Anolis gruuo
- Conservation status: Endangered (IUCN 3.1)

Scientific classification
- Kingdom: Animalia
- Phylum: Chordata
- Class: Reptilia
- Order: Squamata
- Suborder: Iguania
- Family: Anolidae
- Genus: Anolis
- Species: A. gruuo
- Binomial name: Anolis gruuo Köhler, Ponce, Sunyer, & Batista, 2007

= Anolis gruuo =

- Genus: Anolis
- Species: gruuo
- Authority: Köhler, Ponce, Sunyer, & Batista, 2007
- Conservation status: EN

Species of lizard

Anolis gruuo is a species of lizard in the family Dactyloidae. It is a moderately-sized anole for its genus, growing to a maximum snout–vent length of 52 mm. It has a brownish back and dirty-white underside with brownish speckling. Males have orangish dewlaps with brownish gorgetal scales, while females have smaller dewlaps with whitish gorgetal scales. The anole is endemic to Panama, where it is found disjunctly in the Serranía de Tabasará mountain range of the Ngäbe-Buglé Comarca and in Veraguas Province. It is found in montane rainforests, woodland edges, and cultivated areas with tree cover at elevations of 860-1630 m. It is classified as being endangered by the IUCN on the basis of its limited range and ongoing deforestation in the Serranía de Tabasará..

== Taxonomy ==
Anolis gruuo was formally described in 2007 based on an adult male specimen collected from San Félix River in the Serranía de Tabasará mountain range in Panama. The species is named after the indigenous Ngäbere name for anoles. The anole is part of the A. auratus species group. The large genus Anolis is sometimes split into multiple smaller genera, in which case A. gruuo is placed in the genus Norops.

== Description ==
Anolis gruuo is a moderately-sized anole for its genus, growing to a maximum snout–vent length of 52 mm. Males have orangish dewlaps with grayish-brown gorgetal scales. Females have smaller dewlaps with whitish gorgetal scales. The back is brownish, while the underside of the body is dirty-white with brownish speckling. Tails have strongly contrasting gray-and-brown rings. The iris is rufous-brown.

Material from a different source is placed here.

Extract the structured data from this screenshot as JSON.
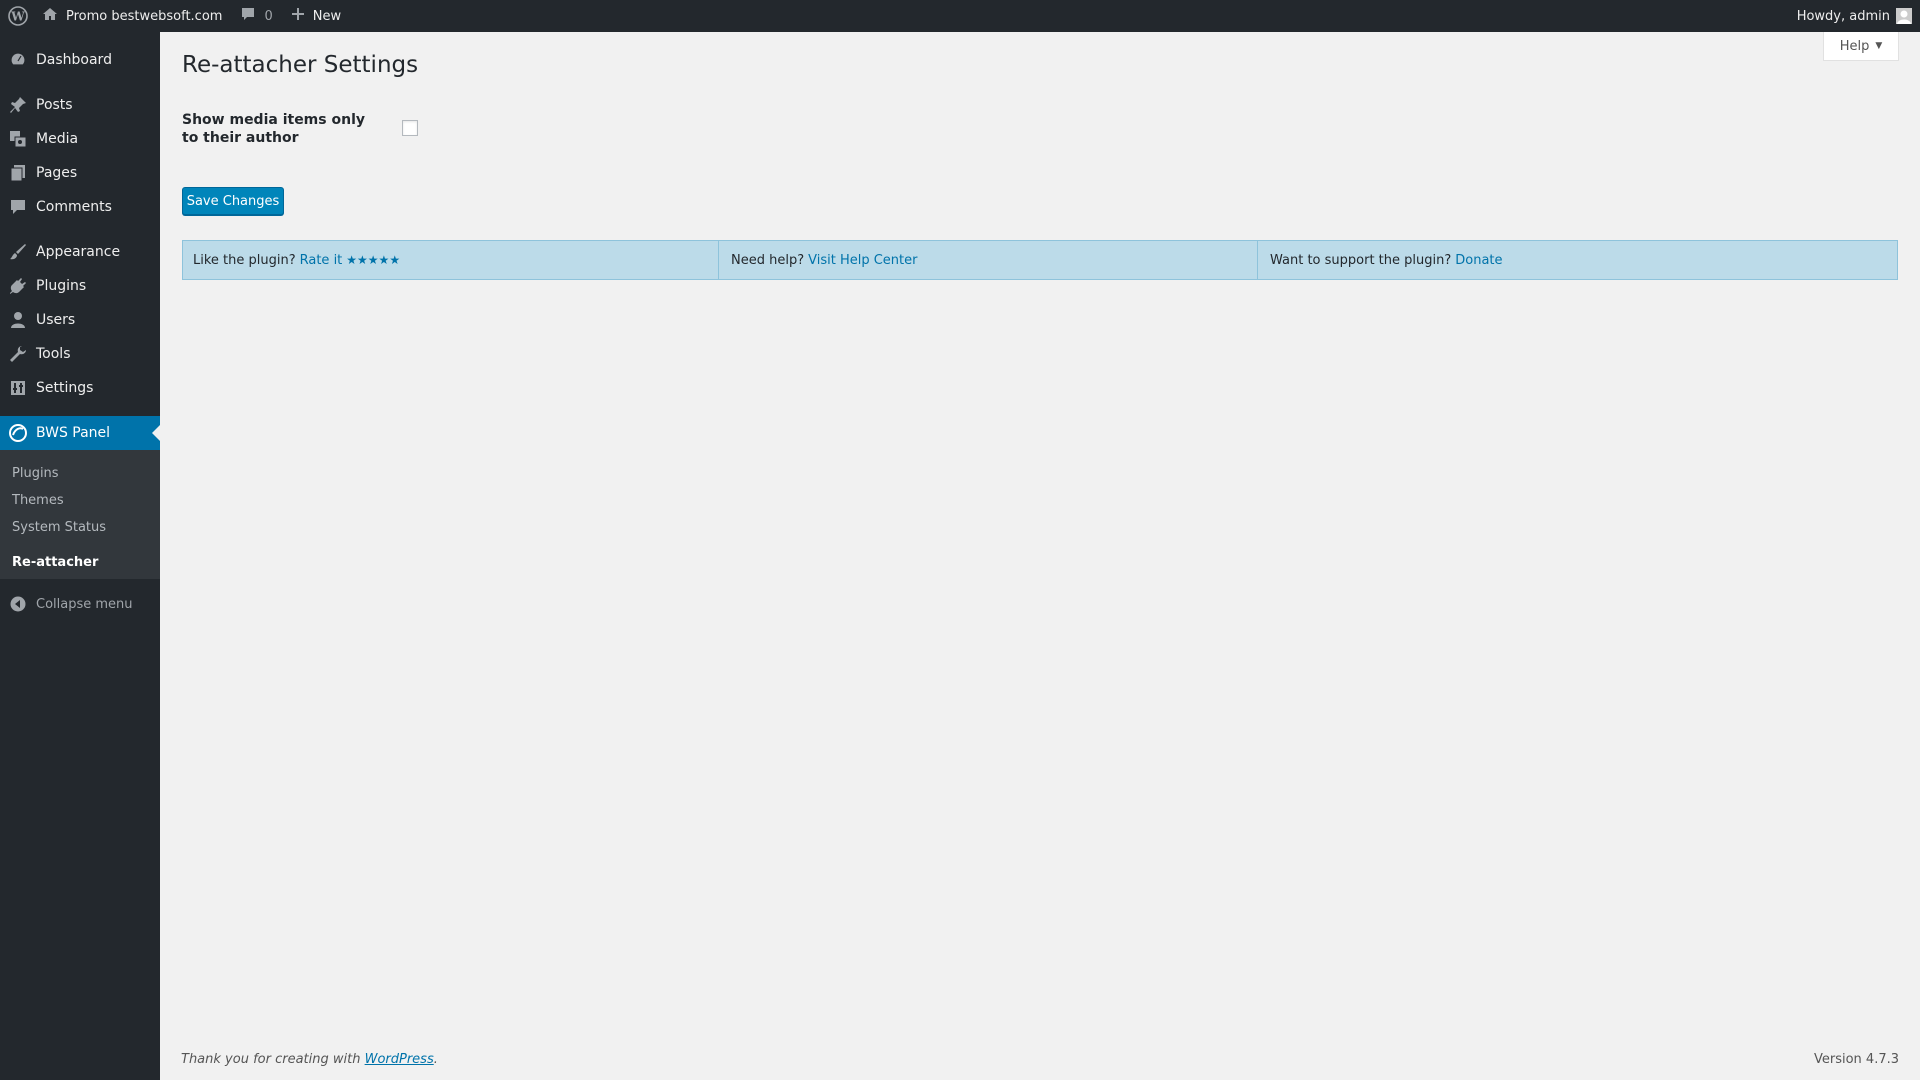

== Distribution and habitat ==
Anolis gruuo is endemic to Panama, where it occurs in the Ngäbe-Buglé Comarca and Veraguas Province. It was initially described from the Serranía de Tabasará mountain range, while subsequent surveys have expanded its range both within the range and east to the Santa Fe highlands and La Yeguada Forest Reserve in Veraguas. The species is found at elevations of 860-1630 m. It inhabits montane rainforests, woodland edges, gardens, and shaded plantations. The species is frequently encountered sleeping on vegetation up to a few meters high.

== Conservation ==
Anolis gruuo is classified as being endangered by the IUCN on the basis of its limited range and ongoing deforestation in the Serranía de Tabasará. The species is threatened by the setting of fires to clear land for agriculture. Although it can adjust somewhat to disturbed habitats, it is dependent on forested environments and thus is highly vulnerable to deforestation. It occurs in two protected areas, the La Yeguada Forest Reserve and Santa Fe National Park.